Un talento straordinario, che l’Hertha Berlino dovrà blindare al più presto: il contratto in scadenza nel 2021 non può far dormire sogni tranquilli alla società biancoblu, soprattutto considerando che un certo Bayern Monaco (non un club qualunque, insomma) ha più volte manifestato un grande interesse nei confronti del piccolo, ma comunque fenomenale, Luca Netz.

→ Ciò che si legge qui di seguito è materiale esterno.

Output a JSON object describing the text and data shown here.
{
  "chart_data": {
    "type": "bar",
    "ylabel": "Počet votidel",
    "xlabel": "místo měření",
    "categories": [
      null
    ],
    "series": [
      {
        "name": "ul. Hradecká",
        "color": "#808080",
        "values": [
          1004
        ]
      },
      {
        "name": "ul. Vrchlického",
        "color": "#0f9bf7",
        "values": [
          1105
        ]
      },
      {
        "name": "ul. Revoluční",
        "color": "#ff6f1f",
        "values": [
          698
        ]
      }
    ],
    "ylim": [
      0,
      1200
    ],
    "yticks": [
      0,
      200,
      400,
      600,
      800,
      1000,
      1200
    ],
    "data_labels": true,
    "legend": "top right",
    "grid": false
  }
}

🌟 Il goal della settimana – Sabitzer show: che missile da oltre 30 metri

sabitzer goal

Marcel Sabitzer aveva qualcosa da farsi perdonare, ma neanche i più ottimisti a Lipsia speravano che lo facesse in questo modo, con un goal che rimarrà per anni nei video e negli highlights della Bundesliga.

Il centrocampista austriaco era stato protagonista negativo nella partita contro il Liverpool in Champions League martedì 16 febbraio, con un retropassaggio sbagliato che aveva mandato in porta Salah per sbloccare la partita e metterla in discesa per i Reds, che poi hanno vinto 2-0 e ipotecato la qualificazione agli ottavi.

Cinque giorni dopo, inizia occasione della trasferta contro l’Hertha Berlino, ha deciso di sbloccare il punteggio con un missile da lontanissimo che ha lasciato tutti senza fiato.

Non è la prima volta che Sabitzer si rende protagonista di goal dalla distanza e conclusioni impossibili (l’anno scorso in Champions League ha realizzato un goal spettacolare con lo Zenit), ma questa volta anche lui sembra essere andato oltre i propri limiti.

La reazione di uno sconsolato Jarstein, portiere dell’Hertha, dice abbastanza. L’esultanza dei compagni di Sabitzer fa il resto, anche perché il suo goal è valso di fatto il -2 dal Bayern Monaco capolista e ha riaperto totalmente la Bundesliga. Beh che dire, farlo così vale pure di più.